Rainer Hertrich, the co-chief executive of the European
Aeronautic Defense and Space Company, or EADS, said he
wanted officials to stop mentally associating his company
with just Europe. He pointed out that the company had
plants and research offices in Mississippi and Alaska. A
company's nationality should be defined by where it gives
the most "added value," he said, meaning in part where it
creates jobs.

The states here have also set up their booths to push the
products of companies based in their regions. Small
aerospace companies that might not have been able to afford
to come on their own can piggyback onto the exhibition
spaces of the states. Ms. Spray, the Arizona
representative, said the state spent about $60,000 to have
a presence at the show but was charging small companies
from Arizona to share its display.

A couple of executives from one of those companies,
Advanced Training Systems International, were milling
around next to Ms. Spray. The company, based in Mesa,
Ariz., has a fleet of a dozen fighter jets that it uses to
train military pilots from foreign governments like the
United Arab Emirates. Its instructors, including pilots who
have attended the Navy's "top gun" school and flown with
the Blue Angels, are also paid to engage in mock dogfights
with customers. Its slogan: Train to Fight, Fight to Win.

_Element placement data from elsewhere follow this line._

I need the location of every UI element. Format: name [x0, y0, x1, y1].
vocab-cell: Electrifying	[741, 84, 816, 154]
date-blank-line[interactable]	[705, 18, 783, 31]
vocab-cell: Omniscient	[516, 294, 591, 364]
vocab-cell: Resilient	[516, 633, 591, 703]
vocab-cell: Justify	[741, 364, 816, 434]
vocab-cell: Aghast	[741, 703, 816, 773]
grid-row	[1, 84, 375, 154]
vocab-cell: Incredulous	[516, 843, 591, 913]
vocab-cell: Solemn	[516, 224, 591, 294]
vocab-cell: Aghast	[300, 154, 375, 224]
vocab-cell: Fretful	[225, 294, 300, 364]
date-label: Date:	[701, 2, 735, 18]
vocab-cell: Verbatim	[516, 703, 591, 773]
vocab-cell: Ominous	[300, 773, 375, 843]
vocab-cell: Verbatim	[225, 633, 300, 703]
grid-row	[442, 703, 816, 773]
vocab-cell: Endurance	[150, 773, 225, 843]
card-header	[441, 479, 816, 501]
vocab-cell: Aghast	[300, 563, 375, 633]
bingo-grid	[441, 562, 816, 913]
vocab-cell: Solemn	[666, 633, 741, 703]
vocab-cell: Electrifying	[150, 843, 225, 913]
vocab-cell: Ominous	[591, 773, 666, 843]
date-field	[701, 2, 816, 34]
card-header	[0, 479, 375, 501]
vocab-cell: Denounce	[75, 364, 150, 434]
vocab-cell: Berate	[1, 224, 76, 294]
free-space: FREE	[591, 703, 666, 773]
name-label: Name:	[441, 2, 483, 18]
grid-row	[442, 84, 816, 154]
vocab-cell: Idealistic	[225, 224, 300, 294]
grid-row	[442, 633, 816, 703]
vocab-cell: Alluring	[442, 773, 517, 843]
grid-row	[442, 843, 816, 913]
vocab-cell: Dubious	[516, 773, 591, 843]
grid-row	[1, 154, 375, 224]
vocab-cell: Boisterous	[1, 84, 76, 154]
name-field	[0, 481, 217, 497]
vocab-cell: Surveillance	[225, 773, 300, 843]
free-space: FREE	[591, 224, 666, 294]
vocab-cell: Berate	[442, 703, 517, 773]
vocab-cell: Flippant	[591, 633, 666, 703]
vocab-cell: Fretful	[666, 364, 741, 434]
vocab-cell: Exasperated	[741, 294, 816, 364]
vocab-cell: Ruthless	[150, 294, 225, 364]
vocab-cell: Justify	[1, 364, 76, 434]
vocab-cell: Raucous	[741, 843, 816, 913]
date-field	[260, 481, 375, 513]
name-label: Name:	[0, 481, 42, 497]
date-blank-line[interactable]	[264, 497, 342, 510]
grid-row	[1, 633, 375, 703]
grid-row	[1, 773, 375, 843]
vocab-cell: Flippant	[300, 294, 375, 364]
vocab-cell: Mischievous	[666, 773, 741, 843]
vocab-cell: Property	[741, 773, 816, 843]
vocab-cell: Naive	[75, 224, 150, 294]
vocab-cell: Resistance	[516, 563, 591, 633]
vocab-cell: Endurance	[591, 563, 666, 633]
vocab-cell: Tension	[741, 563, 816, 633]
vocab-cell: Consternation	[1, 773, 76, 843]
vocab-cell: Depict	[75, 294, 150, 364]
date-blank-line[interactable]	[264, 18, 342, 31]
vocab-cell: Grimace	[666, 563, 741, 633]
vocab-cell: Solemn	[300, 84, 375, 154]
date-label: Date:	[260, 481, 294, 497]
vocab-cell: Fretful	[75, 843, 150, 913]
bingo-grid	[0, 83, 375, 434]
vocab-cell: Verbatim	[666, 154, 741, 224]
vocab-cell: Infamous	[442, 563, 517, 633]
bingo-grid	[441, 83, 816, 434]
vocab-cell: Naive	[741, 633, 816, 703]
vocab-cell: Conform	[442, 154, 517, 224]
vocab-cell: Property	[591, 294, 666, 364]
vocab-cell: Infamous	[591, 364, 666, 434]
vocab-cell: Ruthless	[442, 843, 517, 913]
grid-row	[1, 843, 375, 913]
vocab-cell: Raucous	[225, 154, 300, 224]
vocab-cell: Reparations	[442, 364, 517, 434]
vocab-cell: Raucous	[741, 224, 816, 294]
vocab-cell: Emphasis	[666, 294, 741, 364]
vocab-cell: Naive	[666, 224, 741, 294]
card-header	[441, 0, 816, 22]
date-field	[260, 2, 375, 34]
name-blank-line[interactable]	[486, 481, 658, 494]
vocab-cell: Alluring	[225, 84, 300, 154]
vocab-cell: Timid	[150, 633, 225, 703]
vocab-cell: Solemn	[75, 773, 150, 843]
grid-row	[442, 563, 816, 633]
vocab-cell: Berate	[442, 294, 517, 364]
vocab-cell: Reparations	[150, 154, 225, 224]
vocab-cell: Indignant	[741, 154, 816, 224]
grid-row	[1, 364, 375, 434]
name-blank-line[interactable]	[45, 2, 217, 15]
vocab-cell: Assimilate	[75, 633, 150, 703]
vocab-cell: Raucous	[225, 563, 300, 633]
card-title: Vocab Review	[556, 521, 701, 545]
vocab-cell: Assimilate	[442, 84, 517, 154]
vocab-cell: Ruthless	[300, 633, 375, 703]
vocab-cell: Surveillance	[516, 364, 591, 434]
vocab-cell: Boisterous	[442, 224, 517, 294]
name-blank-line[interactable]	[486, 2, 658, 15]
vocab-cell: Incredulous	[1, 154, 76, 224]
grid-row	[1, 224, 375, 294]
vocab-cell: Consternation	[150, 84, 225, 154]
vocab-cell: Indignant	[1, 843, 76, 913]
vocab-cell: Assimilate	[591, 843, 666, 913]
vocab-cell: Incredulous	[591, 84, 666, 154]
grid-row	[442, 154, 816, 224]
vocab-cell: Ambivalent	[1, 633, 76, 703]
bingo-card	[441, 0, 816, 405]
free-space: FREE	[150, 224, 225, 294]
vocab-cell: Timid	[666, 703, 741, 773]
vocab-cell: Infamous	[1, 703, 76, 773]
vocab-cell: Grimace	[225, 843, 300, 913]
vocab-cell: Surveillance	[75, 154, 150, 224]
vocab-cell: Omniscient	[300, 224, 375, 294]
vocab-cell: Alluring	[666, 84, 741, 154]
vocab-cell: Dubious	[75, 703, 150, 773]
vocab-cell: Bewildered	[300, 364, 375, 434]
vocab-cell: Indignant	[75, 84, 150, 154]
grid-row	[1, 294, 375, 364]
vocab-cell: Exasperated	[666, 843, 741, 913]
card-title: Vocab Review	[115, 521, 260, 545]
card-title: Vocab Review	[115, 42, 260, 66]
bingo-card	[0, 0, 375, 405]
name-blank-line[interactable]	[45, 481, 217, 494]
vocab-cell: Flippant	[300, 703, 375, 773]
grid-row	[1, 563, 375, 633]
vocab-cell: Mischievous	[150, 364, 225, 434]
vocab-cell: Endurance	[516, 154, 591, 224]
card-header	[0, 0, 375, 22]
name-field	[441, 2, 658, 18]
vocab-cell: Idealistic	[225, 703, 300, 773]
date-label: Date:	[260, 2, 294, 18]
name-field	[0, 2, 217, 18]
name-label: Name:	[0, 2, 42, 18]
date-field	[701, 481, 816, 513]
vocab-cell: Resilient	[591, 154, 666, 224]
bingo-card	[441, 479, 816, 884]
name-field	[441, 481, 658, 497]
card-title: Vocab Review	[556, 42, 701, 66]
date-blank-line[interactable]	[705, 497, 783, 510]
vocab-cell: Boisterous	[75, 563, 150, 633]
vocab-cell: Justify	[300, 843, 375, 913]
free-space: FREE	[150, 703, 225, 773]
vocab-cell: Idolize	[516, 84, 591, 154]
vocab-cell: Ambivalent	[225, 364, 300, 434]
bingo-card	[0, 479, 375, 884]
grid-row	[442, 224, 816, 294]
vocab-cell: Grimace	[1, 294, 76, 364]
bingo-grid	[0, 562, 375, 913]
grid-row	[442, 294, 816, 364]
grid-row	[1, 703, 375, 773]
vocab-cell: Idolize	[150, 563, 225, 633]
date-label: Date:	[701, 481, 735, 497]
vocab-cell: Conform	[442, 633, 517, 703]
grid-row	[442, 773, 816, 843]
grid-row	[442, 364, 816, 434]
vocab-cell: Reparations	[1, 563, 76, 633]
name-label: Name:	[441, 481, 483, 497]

"This is a real cost-effective way for a company like us to
be at the show," said Charles Stanford Jr., the chief
financial officer. "This show is a central meeting point
for all of our worldwide customers."

And there are more potential clients to win over.

"We
want to go meet the Canada people in a minute," Ms. Spray
said to Mr. Stanford.

"Sorry, but we can't join you," he said. "We've got a
meeting at 6:30. I've got to get back to the hotel first."

"Canada's having a reception," Ms. Spray said. "But I'll
mention you. Maybe we can set something up."